Breite Themenpalette
Schwerpunktmäßig beschäftigte sich die Tagung mit Themen wie „Medienangebote für junge Menschen in Haft und Arrest – zwischen Bücherwelten und Cyberspace“, die „Bedeutung der digitalen Bildung für die Berufsausbildung in den Jugendvollzugsanstalten“, „Ethik im Justizvollzug“ oder „Angebote der Psychohygiene“. Ferner ging es vor allem um die „Evaluation der sozialtherapeutischen Behandlung im Jugendvollzug – Metaanalysen zum Jugendvollzug“ und die „Evaluation der Qualifizierungs- und Behandlungsmaßnahmen im bayerischen Jugendvollzug“.
Abgerundet wurde das Programm mit Besichtigungen der Justizvollzugsanstalten Ebrach und Würzburg inklusive der dortigen Jugendarrestanstalt, als auch mit Abstechern in die Ebracher Klosterkirche, die Würzburger Residenz, auf den Baumwipfelpfad Steigerwald und in das Steigerwald-Zentrum in Handthal.
Die Ursprünge der heutigen Bundesarbeitsgemeinschaft gehen auf die Deutsche Vereinigung für Jugendgerichte und Jugendgerichtshilfen (DVJJ) und den 1. Jugendgerichtstag im Jahre 1909 zurück. Im Vordergrund stehen die Förderung der Jugendhilfe im Allgemeinen und die der Fürsorge für Strafgefangene und ehemalige Strafgefangene im Besonderen. Die Vereinigung hat dabei das Ziel, die mit der Jugendkriminalität zusammenhängenden Fragen unter Berücksichtigung der wissenschaftlichen Erkenntnisse und praktischen Erfahrungen zu erörtern und in diesem Zusammenhang nach Lösungen zu suchen.

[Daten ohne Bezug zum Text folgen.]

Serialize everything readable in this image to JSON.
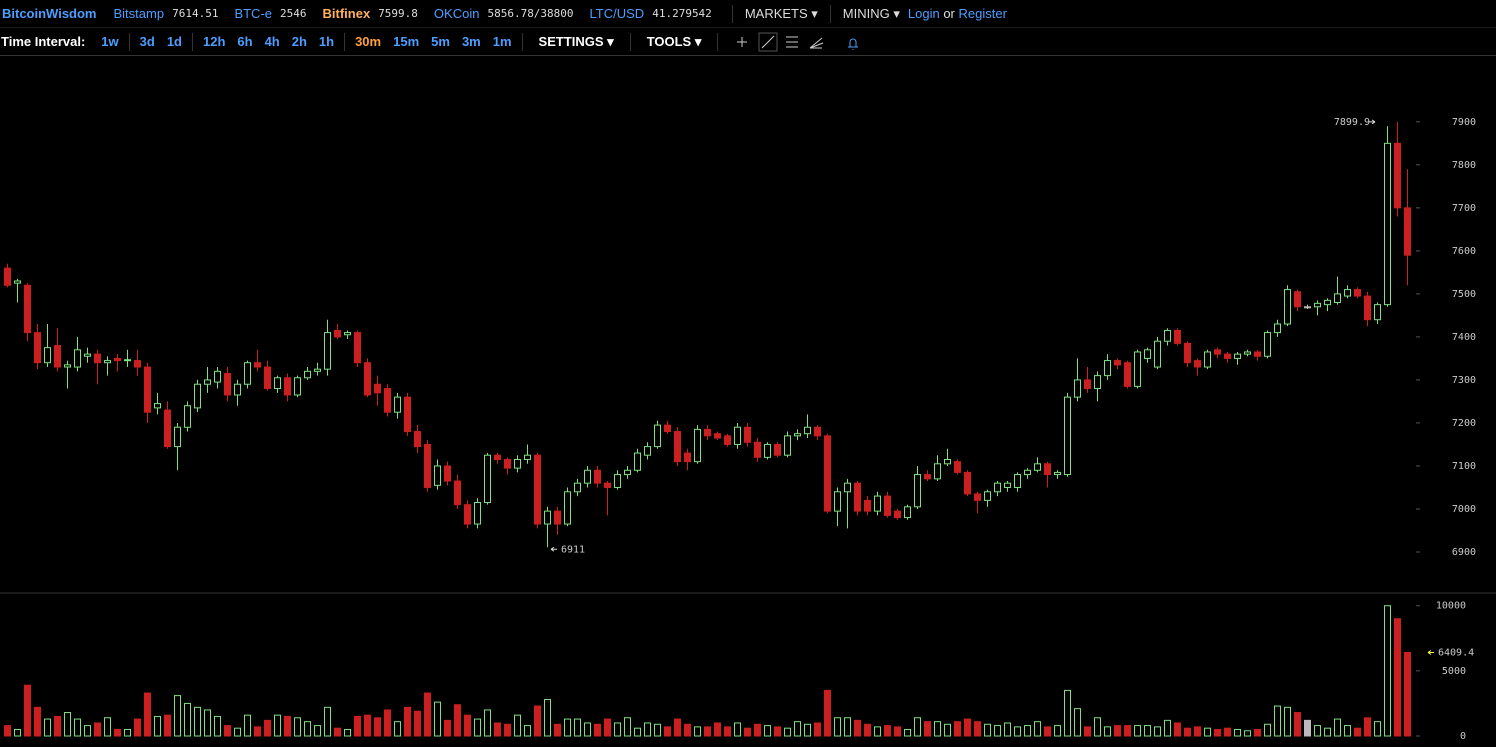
{
  "header": {
    "brand": "BitcoinWisdom",
    "markets": [
      {
        "name": "Bitstamp",
        "price": 7614.51
      },
      {
        "name": "BTC-e",
        "price": 2546
      },
      {
        "name": "Bitfinex",
        "price": 7599.8
      },
      {
        "name": "OKCoin",
        "price": "5856.78/38800"
      },
      {
        "name": "LTC/USD",
        "price": 41.279542
      }
    ],
    "menus": [
      "MARKETS",
      "MINING"
    ],
    "login": "Login",
    "or": "or",
    "register": "Register"
  },
  "toolbar": {
    "label": "Time Interval:",
    "groups": [
      [
        "1w"
      ],
      [
        "3d",
        "1d"
      ],
      [
        "12h",
        "6h",
        "4h",
        "2h",
        "1h"
      ],
      [
        "30m",
        "15m",
        "5m",
        "3m",
        "1m"
      ]
    ],
    "active": "30m",
    "menus": [
      "SETTINGS",
      "TOOLS"
    ]
  },
  "chart_data": {
    "type": "candlestick",
    "up_color": "#7ee07e",
    "down_color": "#cc1f1f",
    "doji_color": "#bbbbbb",
    "ylim": [
      6807,
      8053
    ],
    "yticks": [
      6900,
      7000,
      7100,
      7200,
      7300,
      7400,
      7500,
      7600,
      7700,
      7800,
      7900
    ],
    "volume_ylim": [
      0,
      10900
    ],
    "volume_ticks": [
      0,
      5000,
      10000
    ],
    "candles": [
      [
        7560,
        7570,
        7515,
        7520
      ],
      [
        7525,
        7535,
        7480,
        7530
      ],
      [
        7520,
        7525,
        7390,
        7410
      ],
      [
        7410,
        7430,
        7325,
        7340
      ],
      [
        7340,
        7430,
        7330,
        7375
      ],
      [
        7380,
        7420,
        7320,
        7330
      ],
      [
        7330,
        7345,
        7280,
        7335
      ],
      [
        7330,
        7400,
        7320,
        7370
      ],
      [
        7355,
        7375,
        7340,
        7360
      ],
      [
        7360,
        7370,
        7290,
        7340
      ],
      [
        7340,
        7355,
        7310,
        7345
      ],
      [
        7350,
        7360,
        7320,
        7345
      ],
      [
        7345,
        7370,
        7330,
        7347
      ],
      [
        7345,
        7370,
        7310,
        7330
      ],
      [
        7330,
        7340,
        7200,
        7225
      ],
      [
        7235,
        7270,
        7220,
        7245
      ],
      [
        7230,
        7250,
        7140,
        7145
      ],
      [
        7145,
        7200,
        7090,
        7190
      ],
      [
        7190,
        7250,
        7180,
        7240
      ],
      [
        7235,
        7300,
        7225,
        7290
      ],
      [
        7290,
        7330,
        7270,
        7300
      ],
      [
        7295,
        7330,
        7280,
        7320
      ],
      [
        7315,
        7330,
        7250,
        7265
      ],
      [
        7265,
        7300,
        7240,
        7290
      ],
      [
        7290,
        7345,
        7280,
        7340
      ],
      [
        7340,
        7370,
        7320,
        7330
      ],
      [
        7330,
        7345,
        7275,
        7280
      ],
      [
        7280,
        7310,
        7270,
        7305
      ],
      [
        7305,
        7315,
        7250,
        7265
      ],
      [
        7265,
        7310,
        7260,
        7305
      ],
      [
        7305,
        7330,
        7300,
        7320
      ],
      [
        7320,
        7340,
        7310,
        7325
      ],
      [
        7325,
        7440,
        7310,
        7410
      ],
      [
        7415,
        7430,
        7395,
        7400
      ],
      [
        7405,
        7415,
        7395,
        7410
      ],
      [
        7410,
        7415,
        7330,
        7340
      ],
      [
        7340,
        7350,
        7260,
        7265
      ],
      [
        7290,
        7310,
        7240,
        7270
      ],
      [
        7280,
        7290,
        7215,
        7225
      ],
      [
        7225,
        7270,
        7210,
        7260
      ],
      [
        7260,
        7270,
        7170,
        7180
      ],
      [
        7180,
        7195,
        7130,
        7145
      ],
      [
        7150,
        7160,
        7040,
        7050
      ],
      [
        7055,
        7115,
        7045,
        7100
      ],
      [
        7100,
        7110,
        7055,
        7065
      ],
      [
        7065,
        7080,
        7000,
        7010
      ],
      [
        7010,
        7020,
        6955,
        6965
      ],
      [
        6965,
        7025,
        6955,
        7015
      ],
      [
        7015,
        7130,
        7010,
        7125
      ],
      [
        7125,
        7130,
        7105,
        7115
      ],
      [
        7115,
        7120,
        7080,
        7095
      ],
      [
        7095,
        7125,
        7085,
        7115
      ],
      [
        7115,
        7150,
        7105,
        7125
      ],
      [
        7125,
        7130,
        6955,
        6965
      ],
      [
        6965,
        7005,
        6911,
        6995
      ],
      [
        6995,
        7005,
        6940,
        6965
      ],
      [
        6965,
        7050,
        6960,
        7040
      ],
      [
        7040,
        7070,
        7030,
        7060
      ],
      [
        7060,
        7100,
        7050,
        7090
      ],
      [
        7090,
        7100,
        7050,
        7060
      ],
      [
        7060,
        7065,
        6985,
        7050
      ],
      [
        7050,
        7090,
        7045,
        7080
      ],
      [
        7080,
        7100,
        7070,
        7090
      ],
      [
        7090,
        7140,
        7085,
        7130
      ],
      [
        7125,
        7155,
        7115,
        7145
      ],
      [
        7145,
        7205,
        7140,
        7195
      ],
      [
        7195,
        7205,
        7175,
        7180
      ],
      [
        7180,
        7190,
        7100,
        7110
      ],
      [
        7130,
        7140,
        7090,
        7110
      ],
      [
        7110,
        7195,
        7105,
        7185
      ],
      [
        7185,
        7195,
        7160,
        7170
      ],
      [
        7175,
        7180,
        7160,
        7165
      ],
      [
        7170,
        7175,
        7145,
        7150
      ],
      [
        7150,
        7200,
        7140,
        7190
      ],
      [
        7190,
        7200,
        7145,
        7155
      ],
      [
        7155,
        7165,
        7110,
        7120
      ],
      [
        7120,
        7155,
        7115,
        7150
      ],
      [
        7150,
        7155,
        7120,
        7125
      ],
      [
        7125,
        7180,
        7120,
        7170
      ],
      [
        7170,
        7185,
        7160,
        7175
      ],
      [
        7175,
        7220,
        7165,
        7190
      ],
      [
        7190,
        7195,
        7160,
        7170
      ],
      [
        7170,
        7175,
        6990,
        6995
      ],
      [
        6995,
        7050,
        6960,
        7040
      ],
      [
        7040,
        7070,
        6955,
        7060
      ],
      [
        7060,
        7065,
        6985,
        6995
      ],
      [
        7020,
        7030,
        6985,
        6995
      ],
      [
        6995,
        7040,
        6985,
        7030
      ],
      [
        7030,
        7040,
        6980,
        6985
      ],
      [
        6995,
        7000,
        6975,
        6980
      ],
      [
        6980,
        7010,
        6975,
        7005
      ],
      [
        7005,
        7100,
        7000,
        7080
      ],
      [
        7080,
        7090,
        7065,
        7070
      ],
      [
        7070,
        7125,
        7065,
        7105
      ],
      [
        7105,
        7140,
        7100,
        7115
      ],
      [
        7110,
        7115,
        7080,
        7085
      ],
      [
        7085,
        7090,
        7030,
        7035
      ],
      [
        7035,
        7040,
        6990,
        7020
      ],
      [
        7020,
        7045,
        7005,
        7040
      ],
      [
        7040,
        7065,
        7030,
        7060
      ],
      [
        7050,
        7065,
        7040,
        7060
      ],
      [
        7050,
        7085,
        7040,
        7080
      ],
      [
        7080,
        7095,
        7070,
        7090
      ],
      [
        7090,
        7120,
        7085,
        7105
      ],
      [
        7105,
        7110,
        7050,
        7080
      ],
      [
        7080,
        7090,
        7070,
        7085
      ],
      [
        7080,
        7270,
        7075,
        7260
      ],
      [
        7260,
        7350,
        7250,
        7300
      ],
      [
        7300,
        7330,
        7270,
        7280
      ],
      [
        7280,
        7320,
        7250,
        7310
      ],
      [
        7310,
        7360,
        7300,
        7345
      ],
      [
        7345,
        7350,
        7325,
        7335
      ],
      [
        7340,
        7345,
        7280,
        7285
      ],
      [
        7285,
        7370,
        7280,
        7365
      ],
      [
        7350,
        7375,
        7340,
        7370
      ],
      [
        7330,
        7400,
        7325,
        7390
      ],
      [
        7390,
        7420,
        7380,
        7415
      ],
      [
        7415,
        7420,
        7380,
        7385
      ],
      [
        7385,
        7390,
        7330,
        7340
      ],
      [
        7345,
        7350,
        7310,
        7330
      ],
      [
        7330,
        7370,
        7325,
        7365
      ],
      [
        7370,
        7375,
        7350,
        7360
      ],
      [
        7360,
        7365,
        7340,
        7350
      ],
      [
        7350,
        7365,
        7335,
        7360
      ],
      [
        7360,
        7370,
        7355,
        7365
      ],
      [
        7365,
        7370,
        7345,
        7355
      ],
      [
        7355,
        7415,
        7350,
        7410
      ],
      [
        7410,
        7440,
        7400,
        7430
      ],
      [
        7430,
        7520,
        7425,
        7510
      ],
      [
        7505,
        7510,
        7460,
        7470
      ],
      [
        7470,
        7475,
        7465,
        7470
      ],
      [
        7470,
        7485,
        7450,
        7478
      ],
      [
        7475,
        7490,
        7460,
        7485
      ],
      [
        7480,
        7540,
        7475,
        7500
      ],
      [
        7495,
        7520,
        7490,
        7510
      ],
      [
        7510,
        7515,
        7490,
        7495
      ],
      [
        7495,
        7505,
        7425,
        7440
      ],
      [
        7440,
        7480,
        7430,
        7475
      ],
      [
        7475,
        7890,
        7470,
        7850
      ],
      [
        7850,
        7899.9,
        7680,
        7700
      ],
      [
        7700,
        7790,
        7520,
        7590
      ]
    ],
    "volume": [
      800,
      500,
      3900,
      2200,
      1300,
      1500,
      1800,
      1300,
      800,
      1000,
      1400,
      500,
      500,
      1300,
      3300,
      1500,
      1600,
      3100,
      2500,
      2200,
      2000,
      1500,
      800,
      600,
      1600,
      700,
      1200,
      1600,
      1500,
      1400,
      1100,
      800,
      2200,
      600,
      500,
      1500,
      1600,
      1400,
      2000,
      1100,
      2200,
      1900,
      3300,
      2600,
      1200,
      2400,
      1600,
      1300,
      2000,
      1000,
      900,
      1600,
      800,
      2300,
      2800,
      900,
      1300,
      1300,
      1000,
      900,
      1300,
      1000,
      1400,
      600,
      1000,
      900,
      700,
      1300,
      900,
      700,
      700,
      1000,
      700,
      1000,
      600,
      900,
      800,
      700,
      600,
      1100,
      900,
      1000,
      3500,
      1400,
      1400,
      1200,
      900,
      700,
      800,
      700,
      500,
      1400,
      1100,
      1100,
      900,
      1100,
      1300,
      1100,
      900,
      800,
      1000,
      700,
      800,
      1100,
      700,
      800,
      3500,
      2100,
      700,
      1400,
      700,
      800,
      800,
      800,
      800,
      700,
      1200,
      1000,
      600,
      700,
      600,
      500,
      600,
      500,
      400,
      500,
      900,
      2300,
      2200,
      1800,
      1200,
      800,
      600,
      1300,
      800,
      600,
      1400,
      1100,
      10000,
      9000,
      6409.4
    ]
  }
}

Bundesweite Arbeitsgemeinschaft
Die aktiven Jugendanstaltsleiterinnen und –leiter sowie besonderen Vollstreckungsleiterinnen und –leiter aus den einzelnen Bundesländern hatten sich 2013 als eigene Bundesarbeitsgemeinschaft selbstständig gemacht. Seitdem handelt es sich nur noch um eine mit der DVJJ kooperierende Arbeitsgruppe.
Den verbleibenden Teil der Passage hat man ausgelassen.